REO-VLM: Transforming VLM to Meet Regression Challenges in Earth Observation

TL;DR

This work investigates Vision Language Models (VLMs) for Earth Observation (EO) regression by introducing the REO-Instruct benchmark and the unified REO-VLM model. REO-Instruct combines 1.6 million multimodal EO image–text pairs across RGB, multispectral, and SAR data with domain-text annotations to support both regression (e.g., Above Ground Biomass, $AGB$) and generation tasks, enabling knowledge-driven reasoning. REO-VLM extends LLaVA-1.5 with spectral recombination, a reverse projection module, and a regression head, employing a two-stage training regime to align language-driven reasoning with numeric outputs. Experiments across land cover classification, VQA-based human activity monitoring, ecological patch counting, and $AGB$ regression show that multimodal inputs and domain-informed training improve performance, though numeric regression remains challenging and benefits from balanced multi-layer visual features. The work highlights the potential of integrating domain knowledge in multimodal EO models and points to future directions in higher-resolution data, additional modalities, and uncertainty quantification to enhance reliability and interpretability.

Abstract

The rapid evolution of Vision Language Models (VLMs) has catalyzed significant advancements in artificial intelligence, expanding research across various disciplines, including Earth Observation (EO). While VLMs have enhanced image understanding and data processing within EO, their applications have predominantly focused on image content description. This limited focus overlooks their potential in geographic and scientific regression tasks, which are essential for diverse EO applications. To bridge this gap, this paper introduces a novel benchmark dataset, called \textbf{REO-Instruct} to unify regression and generation tasks specifically for the EO domain. Comprising 1.6 million multimodal EO imagery and language pairs, this dataset is designed to support both biomass regression and image content interpretation tasks. Leveraging this dataset, we develop \textbf{REO-VLM}, a groundbreaking model that seamlessly integrates regression capabilities with traditional generative functions. By utilizing language-driven reasoning to incorporate scientific domain knowledge, REO-VLM goes beyond solely relying on EO imagery, enabling comprehensive interpretation of complex scientific attributes from EO data. This approach establishes new performance benchmarks and significantly enhances the capabilities of environmental monitoring and resource management.

Figures (9)

• Figure 1: Motivations of VLMs for EO regression. (a).
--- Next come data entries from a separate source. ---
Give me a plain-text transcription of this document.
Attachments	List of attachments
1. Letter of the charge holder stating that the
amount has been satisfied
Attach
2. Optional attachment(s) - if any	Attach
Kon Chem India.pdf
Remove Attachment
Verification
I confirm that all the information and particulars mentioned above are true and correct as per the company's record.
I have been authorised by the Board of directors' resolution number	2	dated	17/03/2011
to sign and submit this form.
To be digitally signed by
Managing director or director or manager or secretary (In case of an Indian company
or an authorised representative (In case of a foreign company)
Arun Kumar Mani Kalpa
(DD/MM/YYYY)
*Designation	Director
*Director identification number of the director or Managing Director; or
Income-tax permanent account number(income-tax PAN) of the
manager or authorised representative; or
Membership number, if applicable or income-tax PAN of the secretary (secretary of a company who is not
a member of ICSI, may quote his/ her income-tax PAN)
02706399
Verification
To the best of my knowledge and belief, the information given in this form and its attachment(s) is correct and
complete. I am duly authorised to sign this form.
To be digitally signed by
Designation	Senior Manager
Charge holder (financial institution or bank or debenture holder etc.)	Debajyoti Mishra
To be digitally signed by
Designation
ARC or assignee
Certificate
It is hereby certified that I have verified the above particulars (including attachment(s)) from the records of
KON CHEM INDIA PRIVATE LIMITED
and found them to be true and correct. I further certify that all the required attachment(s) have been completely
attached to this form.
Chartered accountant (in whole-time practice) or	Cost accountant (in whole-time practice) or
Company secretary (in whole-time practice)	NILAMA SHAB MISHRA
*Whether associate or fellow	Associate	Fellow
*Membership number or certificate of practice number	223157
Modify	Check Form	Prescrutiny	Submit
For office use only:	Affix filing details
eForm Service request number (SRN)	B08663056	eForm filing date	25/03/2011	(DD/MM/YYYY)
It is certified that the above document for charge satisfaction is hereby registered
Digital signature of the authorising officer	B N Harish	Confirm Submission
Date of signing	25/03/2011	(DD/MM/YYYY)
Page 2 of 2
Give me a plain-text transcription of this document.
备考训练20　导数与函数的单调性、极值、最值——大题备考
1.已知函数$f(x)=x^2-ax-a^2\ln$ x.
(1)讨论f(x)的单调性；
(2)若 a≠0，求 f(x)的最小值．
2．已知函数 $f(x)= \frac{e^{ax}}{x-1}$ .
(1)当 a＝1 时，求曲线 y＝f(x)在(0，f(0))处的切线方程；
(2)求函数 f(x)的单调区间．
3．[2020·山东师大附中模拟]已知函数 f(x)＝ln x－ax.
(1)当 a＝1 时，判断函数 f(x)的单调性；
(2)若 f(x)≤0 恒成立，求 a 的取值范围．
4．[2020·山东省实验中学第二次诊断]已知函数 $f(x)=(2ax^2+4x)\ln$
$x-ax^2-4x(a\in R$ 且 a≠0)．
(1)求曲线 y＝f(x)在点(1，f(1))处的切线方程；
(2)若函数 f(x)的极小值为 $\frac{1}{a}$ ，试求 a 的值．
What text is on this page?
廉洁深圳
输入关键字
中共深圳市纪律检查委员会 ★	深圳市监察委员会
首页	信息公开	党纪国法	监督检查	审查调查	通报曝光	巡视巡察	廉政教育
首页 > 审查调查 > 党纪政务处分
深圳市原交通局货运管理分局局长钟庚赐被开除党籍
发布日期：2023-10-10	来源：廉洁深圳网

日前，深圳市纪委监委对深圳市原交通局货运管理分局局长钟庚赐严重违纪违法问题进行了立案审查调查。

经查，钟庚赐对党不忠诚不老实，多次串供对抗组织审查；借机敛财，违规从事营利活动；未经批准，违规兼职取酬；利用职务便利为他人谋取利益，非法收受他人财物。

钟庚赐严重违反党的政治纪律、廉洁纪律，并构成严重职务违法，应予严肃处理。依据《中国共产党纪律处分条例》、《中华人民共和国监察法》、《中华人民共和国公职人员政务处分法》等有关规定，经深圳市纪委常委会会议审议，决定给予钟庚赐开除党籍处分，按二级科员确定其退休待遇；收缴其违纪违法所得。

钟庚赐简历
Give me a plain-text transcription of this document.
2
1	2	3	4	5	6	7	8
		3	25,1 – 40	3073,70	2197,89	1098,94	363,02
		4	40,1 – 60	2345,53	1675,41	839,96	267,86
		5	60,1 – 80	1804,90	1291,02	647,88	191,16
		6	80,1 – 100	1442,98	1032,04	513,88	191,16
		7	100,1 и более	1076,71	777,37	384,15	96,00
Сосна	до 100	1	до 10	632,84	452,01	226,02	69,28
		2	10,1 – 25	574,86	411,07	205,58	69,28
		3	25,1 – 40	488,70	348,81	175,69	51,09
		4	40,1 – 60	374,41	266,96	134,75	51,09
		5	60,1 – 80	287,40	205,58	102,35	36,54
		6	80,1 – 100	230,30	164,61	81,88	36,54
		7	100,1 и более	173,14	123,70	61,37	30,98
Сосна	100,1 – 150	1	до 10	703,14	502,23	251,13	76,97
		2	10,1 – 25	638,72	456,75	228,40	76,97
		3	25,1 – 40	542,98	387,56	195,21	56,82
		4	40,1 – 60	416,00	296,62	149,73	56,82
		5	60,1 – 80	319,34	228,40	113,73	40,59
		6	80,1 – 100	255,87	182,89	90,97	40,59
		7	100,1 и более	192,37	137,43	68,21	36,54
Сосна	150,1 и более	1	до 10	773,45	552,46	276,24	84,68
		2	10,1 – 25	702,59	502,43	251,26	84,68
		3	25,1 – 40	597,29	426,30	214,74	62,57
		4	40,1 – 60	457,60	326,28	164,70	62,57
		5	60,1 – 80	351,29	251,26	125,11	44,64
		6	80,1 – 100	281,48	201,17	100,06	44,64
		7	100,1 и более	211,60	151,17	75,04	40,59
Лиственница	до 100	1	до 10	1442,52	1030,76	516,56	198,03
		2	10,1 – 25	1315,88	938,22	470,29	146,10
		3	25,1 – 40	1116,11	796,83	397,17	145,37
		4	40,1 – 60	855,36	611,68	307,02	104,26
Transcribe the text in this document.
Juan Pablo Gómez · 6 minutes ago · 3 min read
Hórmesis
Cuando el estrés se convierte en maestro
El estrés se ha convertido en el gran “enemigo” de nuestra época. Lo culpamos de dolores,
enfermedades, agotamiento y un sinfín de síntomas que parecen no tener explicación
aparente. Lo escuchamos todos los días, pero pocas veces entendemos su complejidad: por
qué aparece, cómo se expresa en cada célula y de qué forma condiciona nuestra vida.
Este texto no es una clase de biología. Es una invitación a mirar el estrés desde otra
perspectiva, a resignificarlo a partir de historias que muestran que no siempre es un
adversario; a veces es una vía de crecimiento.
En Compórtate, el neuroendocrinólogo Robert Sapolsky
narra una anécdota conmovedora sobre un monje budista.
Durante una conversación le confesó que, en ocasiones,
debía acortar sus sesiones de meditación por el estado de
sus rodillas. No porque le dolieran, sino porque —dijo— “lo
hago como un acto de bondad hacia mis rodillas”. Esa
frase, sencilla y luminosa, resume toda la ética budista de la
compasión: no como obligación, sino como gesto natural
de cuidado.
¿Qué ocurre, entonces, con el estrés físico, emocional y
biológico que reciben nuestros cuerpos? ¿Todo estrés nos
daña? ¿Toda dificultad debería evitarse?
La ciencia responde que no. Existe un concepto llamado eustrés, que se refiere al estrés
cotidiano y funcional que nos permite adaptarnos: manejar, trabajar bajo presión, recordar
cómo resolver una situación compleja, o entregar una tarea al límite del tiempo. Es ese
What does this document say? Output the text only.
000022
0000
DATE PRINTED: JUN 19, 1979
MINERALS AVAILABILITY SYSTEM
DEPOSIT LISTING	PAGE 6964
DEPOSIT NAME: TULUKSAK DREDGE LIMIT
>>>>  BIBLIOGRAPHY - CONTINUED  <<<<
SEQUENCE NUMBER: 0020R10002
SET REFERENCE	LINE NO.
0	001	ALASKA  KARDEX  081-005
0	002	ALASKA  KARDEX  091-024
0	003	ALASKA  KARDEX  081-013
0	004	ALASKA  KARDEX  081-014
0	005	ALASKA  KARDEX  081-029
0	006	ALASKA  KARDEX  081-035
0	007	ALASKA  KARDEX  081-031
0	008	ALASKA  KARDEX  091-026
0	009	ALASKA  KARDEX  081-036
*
Hierarchical structure of VLM capabilities: From basic perception tasks to higher-order reasoning tasks; (b). Advantages of VLM for EO regression tasks: By integrating scientific domain knowledge with EO image data, VLMs overcome the information bottleneck of traditional image-only regression models, enabling deeper insights and improved scientific reasoning; (c). Interplay between regression and generation tasks: Using AGB estimation as an example, the intrinsic link between regression and generation targets allows collaborative processing in a unified framework, enhancing prediction accuracy and reliability.
• Figure 2: Image examples and prompt suite statistics of REO-Instruct benchmark. (a). Some image screenshots in RGB modality; (b). Word cloud to visualize word distribution of our prompt suites.
• Figure 3: Screenshots of some image-texts annotation pairs in REO-Instruct benchmark.
• Figure 4: Overall framework of proposed REO-VLM. G head and R head denote generation and regression heads respectively. R-Proj is reverse projection module, which is in charge of pulling useful information generated by LLM from language level to image level, jointly performing regression process. During fine-tuning, three parts marked with fire are updated.
• Figure 5: Comparative experimental results on the VQA-human activity monitoring task.